Over the last few decades, there has been a movement to shield young people from losing. Whether its schools moving toward pass fail grading, youth sports attempting to not keep score or the idea that everyone should get a participation award, this notion is actually hurting children in the long run. Whatever the reason for this trend, teenagers need to experience the hidden blessing of losing.
Consider it pure joy, my brothers and sisters, whenever you face trials of many kinds, James 1:2.
Losing often serves as a barometer, highlighting deficiencies that you possess. Perhaps, you are not good enough. Maybe, others wanted it more, worked harder than you or are simply more talented. Either way, any type of loses provide life lessons to strengthen your character.
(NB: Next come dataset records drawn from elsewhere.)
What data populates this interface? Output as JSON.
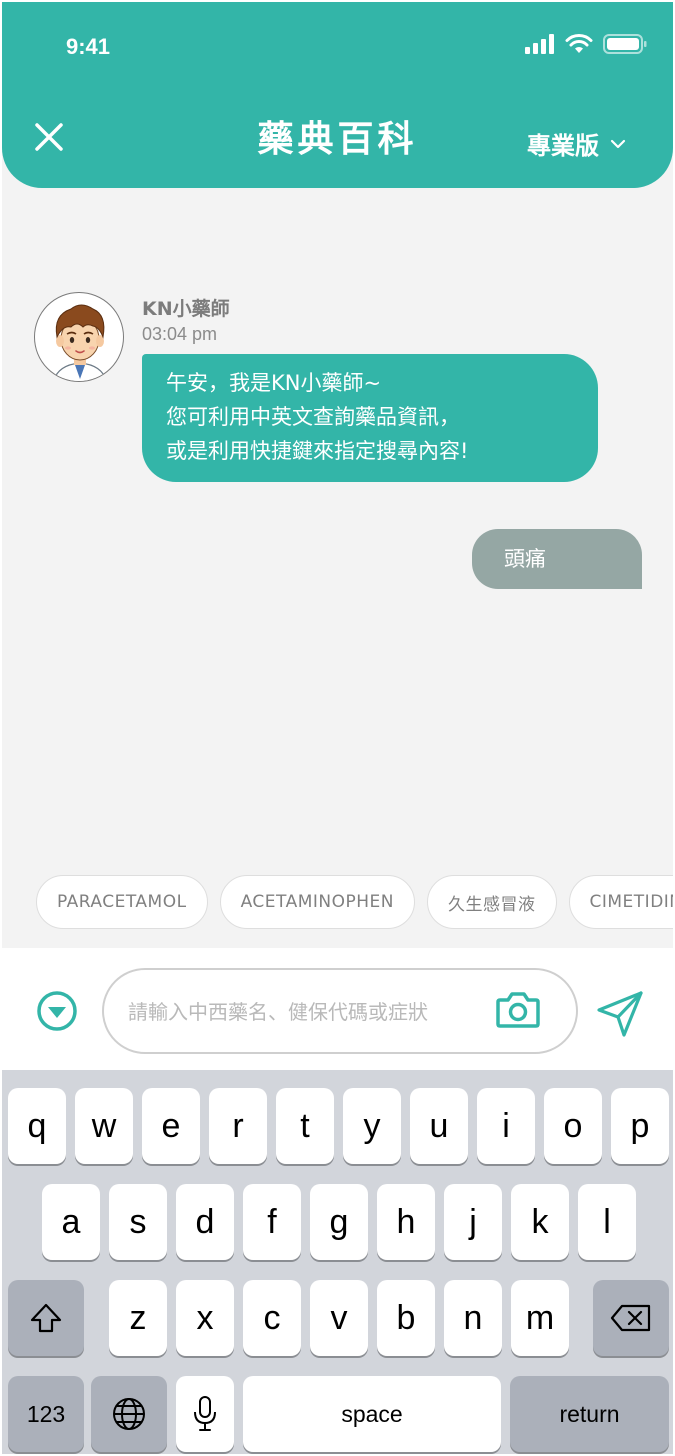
{
  "status_bar": {
    "time": "9:41"
  },
  "header": {
    "title": "藥典百科",
    "edition_label": "專業版"
  },
  "chat": {
    "bot": {
      "name": "KN小藥師",
      "time": "03:04 pm",
      "lines": [
        "午安，我是KN小藥師~",
        "您可利用中英文查詢藥品資訊，",
        "或是利用快捷鍵來指定搜尋內容!"
      ]
    },
    "user": {
      "text": "頭痛"
    }
  },
  "quick_chips": [
    "PARACETAMOL",
    "ACETAMINOPHEN",
    "久生感冒液",
    "CIMETIDINE"
  ],
  "input": {
    "placeholder": "請輸入中西藥名、健保代碼或症狀",
    "value": ""
  },
  "keyboard": {
    "row1": [
      "q",
      "w",
      "e",
      "r",
      "t",
      "y",
      "u",
      "i",
      "o",
      "p"
    ],
    "row2": [
      "a",
      "s",
      "d",
      "f",
      "g",
      "h",
      "j",
      "k",
      "l"
    ],
    "row3": [
      "z",
      "x",
      "c",
      "v",
      "b",
      "n",
      "m"
    ],
    "numbers_label": "123",
    "space_label": "space",
    "return_label": "return"
  },
  "colors": {
    "accent": "#33b5a8",
    "user_bubble": "#95a7a4",
    "background": "#f3f3f3"
  },
  "icons": [
    "signal-icon",
    "wifi-icon",
    "battery-icon",
    "close-icon",
    "chevron-down-icon",
    "toggle-down-icon",
    "camera-icon",
    "send-icon",
    "shift-icon",
    "backspace-icon",
    "globe-icon",
    "microphone-icon"
  ]
}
Some where between your last defeat and the next competition, time has a way of revealing what led to a loss and what you could do in the future to insure victory.
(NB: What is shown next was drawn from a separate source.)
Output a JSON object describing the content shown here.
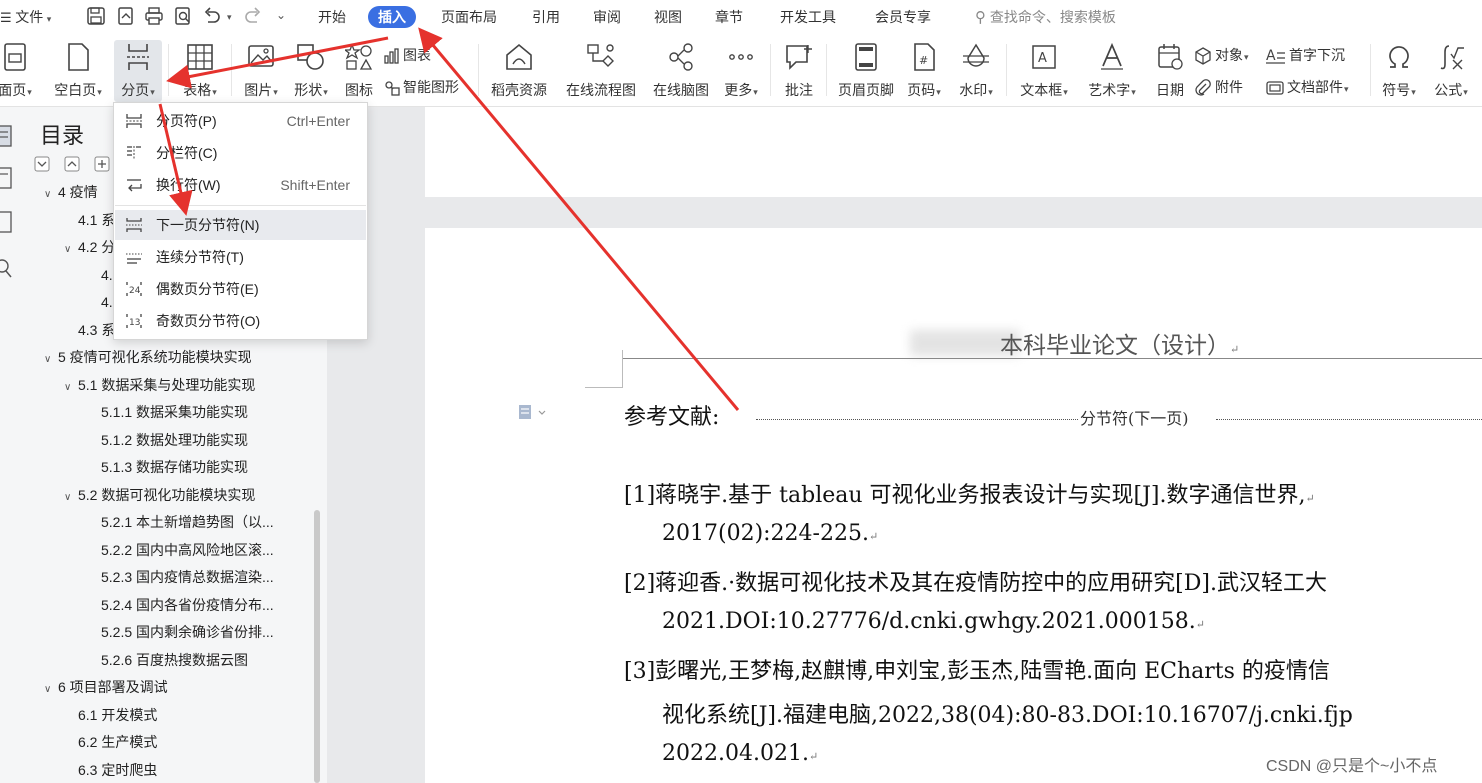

Because you know that the testing of your faith produces perseverance, James 1:3.
One year ago, my son James was heart broken after finishing 4th in the state in the pole vault. Six months later, that pain reappeared, missing the medal stand once again by one place at the winter track state meet. However, these loses fueled a desire to not let this happen again. Thus, one week ago James not only reached the summit, winning the state pole vault title, he also led his track team to a state championship. In the disappointment of defeat, individuals will find the hidden blessings of losing.